The technology is expected to be offered to DETCRC partners for licensing this month.
Coiled tube drilling differs from conventional drilling in that the drill string is a continuous, malleable steel coil as opposed to being comprised of individual steel rods that must be connected and disconnected.
It can drill to depths of 500m and, because there is no rod handling required, it removes the major cause of injury in mineral exploration.
The RoXplorer is a hybrid rig. It is designed for coiled tube drilling but can also drill with a top drive and conventional drill rods.
It weighs only 15t, including the coiled tube drilling string, and can be easily road transported without the need for special permits.
Unlike the first field trial that took place in consolidated cover rocks near Port Augusta, South Australia, this trial presented more challenging conditions in unconsolidated cover.
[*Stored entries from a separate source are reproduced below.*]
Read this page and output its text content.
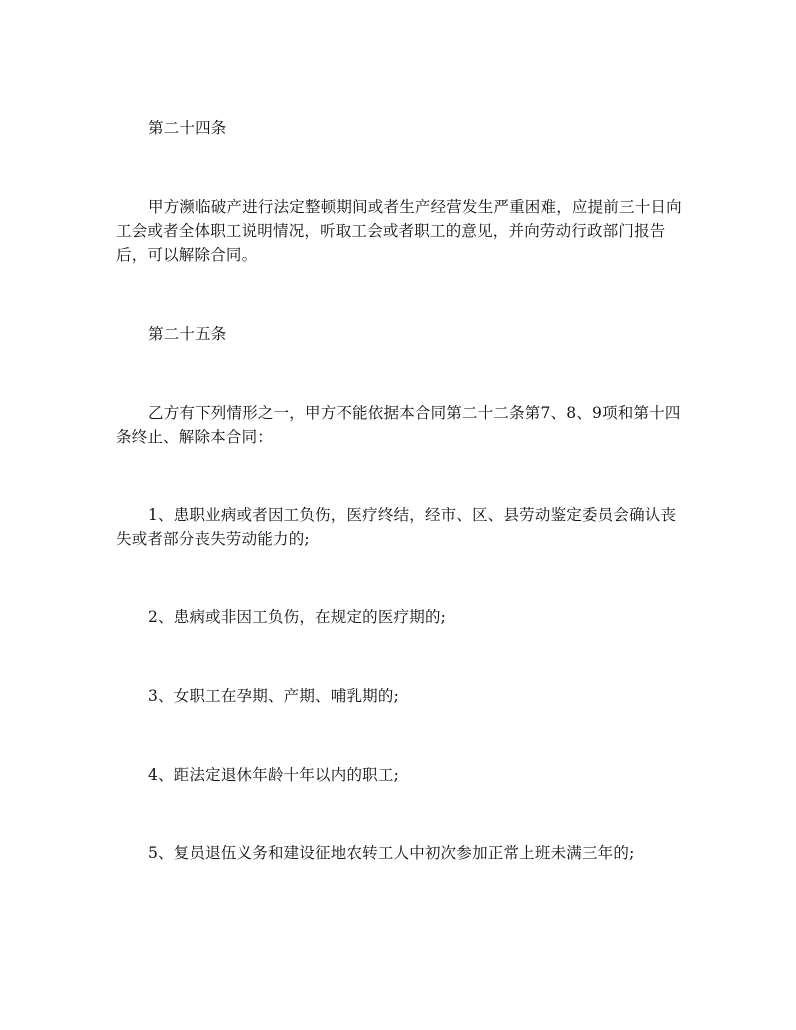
第二十四条
甲方濒临破产进行法定整顿期间或者生产经营发生严重困难，应提前三十日向
工会或者全体职工说明情况，听取工会或者职工的意见，并向劳动行政部门报告
后，可以解除合同。
第二十五条
乙方有下列情形之一，甲方不能依据本合同第二十二条第7、8、9项和第十四
条终止、解除本合同：
1、患职业病或者因工负伤，医疗终结，经市、区、县劳动鉴定委员会确认丧
失或者部分丧失劳动能力的;
2、患病或非因工负伤，在规定的医疗期的;
3、女职工在孕期、产期、哺乳期的;
4、距法定退休年龄十年以内的职工;
5、复员退伍义务和建设征地农转工人中初次参加正常上班未满三年的;
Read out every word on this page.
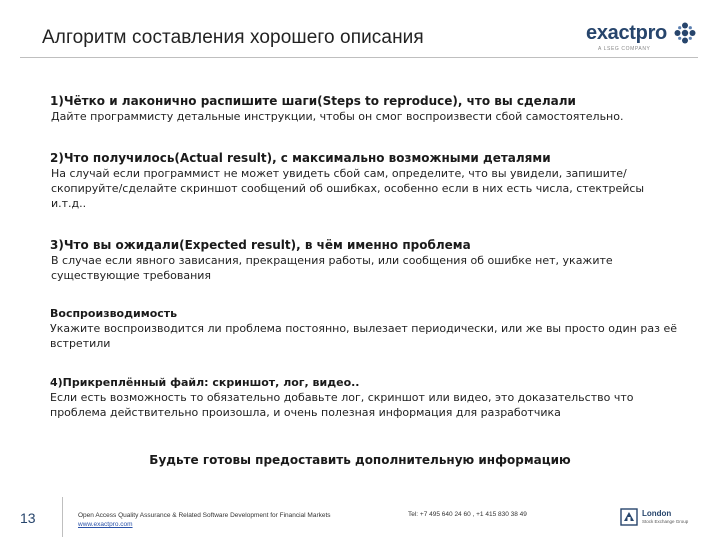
Алгоритм составления хорошего описания	exactpro
A LSEG COMPANY
1)Чётко и лаконично распишите шаги(Steps to reproduce), что вы сделали
Дайте программисту детальные инструкции, чтобы он смог воспроизвести сбой самостоятельно.
2)Что получилось(Actual result), с максимально возможными деталями
На случай если программист не может увидеть сбой сам, определите, что вы увидели, запишите/скопируйте/сделайте скриншот сообщений об ошибках, особенно если в них есть числа, стектрейсы и.т.д..
3)Что вы ожидали(Expected result), в чём именно проблема
В случае если явного зависания, прекращения работы, или сообщения об ошибке нет, укажите существующие требования
Воспроизводимость
Укажите воспроизводится ли проблема постоянно, вылезает периодически, или же вы просто один раз её встретили
4)Прикреплённый файл: скриншот, лог, видео..
Если есть возможность то обязательно добавьте лог, скриншот или видео, это доказательство что проблема действительно произошла, и очень полезная информация для разработчика
Будьте готовы предоставить дополнительную информацию
13	Open Access Quality Assurance & Related Software Development for Financial Markets
www.exactpro.com
Tel: +7 495 640 24 60 , +1 415 830 38 49	London
Stock Exchange Group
DETCRC CEO Professor Richard Hillis said the first trial in the Gawler Craton near Port August showed hard rocks could be drilled at rates approaching 100m per 12 hour shift.
“This second trial was more challenging and showed that unconsolidated cover overlying a prospective basement and the underlying basement could be drilled at similar rates with the same excellent sample returns,” he said.
“We don’t believe that the unconsolidated cover at Horsham could have been drilled by the traditional reverse circulation method, meaning the CT rig provides the only cost-effective alternative to expensive sonic or mud rotary surface and diamond tailed holes.
“This new technology has opened the Gawler Craton, Murray Basin and similar areas of extensive cover to ‘prospecting drilling’, which has the potential to revitalise Australia’s mining industry through the discovery of new mineral deposits hidden under deep rock cover.”
The results of assays from the first trial near Port August showed a strong match to those from diamond drill core from an adjacent hole.
“The match of assays from CT rig drilling to diamond core from an adjacent hole are remarkable,” Hillis said.
“Concentrations of major and trace elements closely match those of the diamond drill core, giving no indication of sample bias or contamination.
“It was particularly pleasing that a narrow interval of low grade copper enrichment of 400m depth was faithfully represented in the assay data from the CT cuttings.”
The successful trials represent the culmination of a $20 million research project by the DETCRC to develop a next generation drill rig for greenfields mineral exploration. The aim has been to develop a rig that can drill at a cost of $50 per metre to a depth of 500m.
While the trials have not turned up an actual cost per metre, indications are the rig can hit the $50/m mark.
The team of drillers, assistants, technicians, scientists and engineers involved with the trials were drawn from DET CRC and its partners Boart Longyear, CSIRO, Curtin University, Imdex, Omnilogix and the University of South Australia.